Como ya he señalado, Joseph Roth se propuso
en esta novela, alimentada en manantiales históricos, retratar de forma
sencilla y accesible al Napoleón transformado en un ser humano de carne y
hueso. Al Sire vencido, derrotado y convertido en el ex dueño de Europa. Y lo
logra con acierto en un texto de ficción, insertando la ficción en la realidad histórica. Por consiguiente la
ficción, inyectada en ese contexto histórico del irreversible derrumbamiento
militar e incluso humano de Napoleón, actúa como marcador semántico que anula
el rigor histórico, si bien lo ilustra bellamente. Roth además lo hace de forma
inteligente: huye de los panegíricos a figuras de gran relieve histórico del entorno del Emperador y los coteja con
personas anónimas que idolatran a su Monarca, que siguen victoreando incluso después de la derrota
a un Napoleón que ya no existe, pero que, sin embargo, es capaz de arrastrar
tras su estela a seres anónimos, como es el caso de Angelina. Es el recurso de
las estructuras paralelas compositivas que desde Plutarco se han utilizado de
forma frecuente y muy provechosa para bucear y comprender la valía y el crédito
de personajes famosos.
Los
cien días desde el punto de vista de la construcción narrativa es una alhaja
literaria. Un verdadero paradigma de la novela histórica, en la que Joseph Roth
pone a prueba todas sus grandes dotes de narrador. Estilo directo y sencillo,
hermosamente pulcro, capaz no obstante de comunicar a través de sugestivas imágenes,
como es el caso de las magistrales descripciones de París, el retrato del Emperador,
de la fiel Angelina o la escalofriante y a la vez solemne recreación de la
visita que realiza el Emperador derrotado, montado a caballo, por el campo de
batalla, el campo de los muertos, una vez concluida la irreversible derrota. Crónica
pues fabulada de la disolución de un mundo, hijo del sueño imposible y espectral
del Gran Corso.
Francisco
Martínez Bouzas
Fragmentos
“Se detuvieron ante el palacio.
“Cuando
el emperador bajó del coche, una multitud de manos blancas, abiertas, se tendió
hacia él. Se sintió fascinado por aquellas manos implorantes y, en ese
instante, perdió la voluntad y la consciencia. Esas manos blancas, cargadas de
afecto, tendidas hacia él, le parecían más terribles que las otras, las manos
hostiles que empuñan las armas. Eran como un rostro blanco, lleno de amor y de
anhelo. El amor de esas manos desnudas extendidas, le asaltaba con una súplica
violente y amenazadora. ¿Qué pedían esas manos? ¿Qué querían de él? Esas manos
oraban, exigían y ordenaban al mismo tiempo: manos que se alzan hacia los
dioses.”
…..
“Todas
las mujeres de Francia, todas las mujeres del mundo, amaban al emperador. Pero
a Angelina le parecía que amar al emperador era un arte especial, misterioso; se
sentía solemnemente prometida a él, al señor más excelso de todos los tiempos.
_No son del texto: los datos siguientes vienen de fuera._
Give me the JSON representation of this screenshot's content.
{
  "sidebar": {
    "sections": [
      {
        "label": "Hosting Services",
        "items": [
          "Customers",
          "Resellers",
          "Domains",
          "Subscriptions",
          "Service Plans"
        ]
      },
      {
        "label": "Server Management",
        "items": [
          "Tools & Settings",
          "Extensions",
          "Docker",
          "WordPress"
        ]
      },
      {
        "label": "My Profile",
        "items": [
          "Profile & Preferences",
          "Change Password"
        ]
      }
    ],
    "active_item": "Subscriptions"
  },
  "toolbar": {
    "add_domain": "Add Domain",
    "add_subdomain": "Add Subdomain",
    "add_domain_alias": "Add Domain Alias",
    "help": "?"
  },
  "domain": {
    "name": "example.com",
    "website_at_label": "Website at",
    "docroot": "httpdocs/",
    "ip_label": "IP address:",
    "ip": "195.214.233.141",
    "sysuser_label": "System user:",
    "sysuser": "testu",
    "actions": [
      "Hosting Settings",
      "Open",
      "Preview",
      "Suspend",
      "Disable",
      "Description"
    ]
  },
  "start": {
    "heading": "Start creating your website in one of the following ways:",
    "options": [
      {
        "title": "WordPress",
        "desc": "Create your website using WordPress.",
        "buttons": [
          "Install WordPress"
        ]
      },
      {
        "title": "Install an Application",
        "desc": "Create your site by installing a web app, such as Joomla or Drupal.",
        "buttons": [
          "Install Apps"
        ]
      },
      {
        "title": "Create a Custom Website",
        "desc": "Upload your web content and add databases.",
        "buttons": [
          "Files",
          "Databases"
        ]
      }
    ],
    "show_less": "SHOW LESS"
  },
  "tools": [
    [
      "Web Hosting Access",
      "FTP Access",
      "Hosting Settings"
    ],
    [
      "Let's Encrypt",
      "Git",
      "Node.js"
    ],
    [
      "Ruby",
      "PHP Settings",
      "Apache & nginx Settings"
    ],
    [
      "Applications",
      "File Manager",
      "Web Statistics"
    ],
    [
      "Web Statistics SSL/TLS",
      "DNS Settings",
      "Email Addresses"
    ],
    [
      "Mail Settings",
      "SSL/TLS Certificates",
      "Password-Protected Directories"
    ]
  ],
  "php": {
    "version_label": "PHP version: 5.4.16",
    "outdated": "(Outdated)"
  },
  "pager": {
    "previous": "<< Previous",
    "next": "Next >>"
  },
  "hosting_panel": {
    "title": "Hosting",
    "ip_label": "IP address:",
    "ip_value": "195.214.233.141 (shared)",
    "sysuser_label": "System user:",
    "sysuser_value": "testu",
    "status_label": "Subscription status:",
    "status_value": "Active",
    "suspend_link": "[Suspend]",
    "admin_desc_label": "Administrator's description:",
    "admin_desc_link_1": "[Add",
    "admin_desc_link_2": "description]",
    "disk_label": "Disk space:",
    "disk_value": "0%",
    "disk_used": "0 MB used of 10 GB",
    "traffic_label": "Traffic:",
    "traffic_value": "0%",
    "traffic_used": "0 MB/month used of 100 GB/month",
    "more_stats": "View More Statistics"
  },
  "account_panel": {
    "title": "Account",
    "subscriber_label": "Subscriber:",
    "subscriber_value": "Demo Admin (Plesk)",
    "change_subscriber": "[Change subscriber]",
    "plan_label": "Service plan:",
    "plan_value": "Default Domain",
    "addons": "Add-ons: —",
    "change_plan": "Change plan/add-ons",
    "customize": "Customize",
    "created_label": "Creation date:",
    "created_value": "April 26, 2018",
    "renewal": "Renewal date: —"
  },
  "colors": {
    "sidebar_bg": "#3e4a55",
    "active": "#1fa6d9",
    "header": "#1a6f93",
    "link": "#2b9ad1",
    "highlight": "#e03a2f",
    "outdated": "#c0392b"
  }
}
Vivía siempre dentro de ella. Por grande que fuera tenía cabida en su pequeño
corazón que se había ensanchado para acogerlo con todo su majestuoso esplendor.”
…..
“Aquella
noche no durmió. Era sofocante y pesada (…) Pero él, el emperador Napoleón, era
más humilde que Dios. Había sido más negligente por generosidad y más
imprudente por nobleza de espíritu. Entonces abrió los ventanales y escuchó el
sonido alegre y monótono de los grillos en el parque. Olió el perfume saturado
y apacible de la noche estival, las lilas adormecidas y las acacias
excesivamente dulces. Todo eso le producía una gran irritación.
Ya
no quería trono ni corona ni palacio ni cetro. Quería ser tan sencillo como
cualquiera de los miles de soldados que habían muerto por él y por la tierra
francesa. Despreciaba a quienes mañana o pasado le obligarían a abdicar, pero
también les estaba agradecido porque le obligaban a hacerlo. Odiaba su propio
poder y, a la vez, su impotencia. No quería
ser emperador y, sin embargo, quería seguir siéndolo. Ese mismo día, a esa misma
hora, deliberaban en la Cámara de Diputados si debía continuar o no.”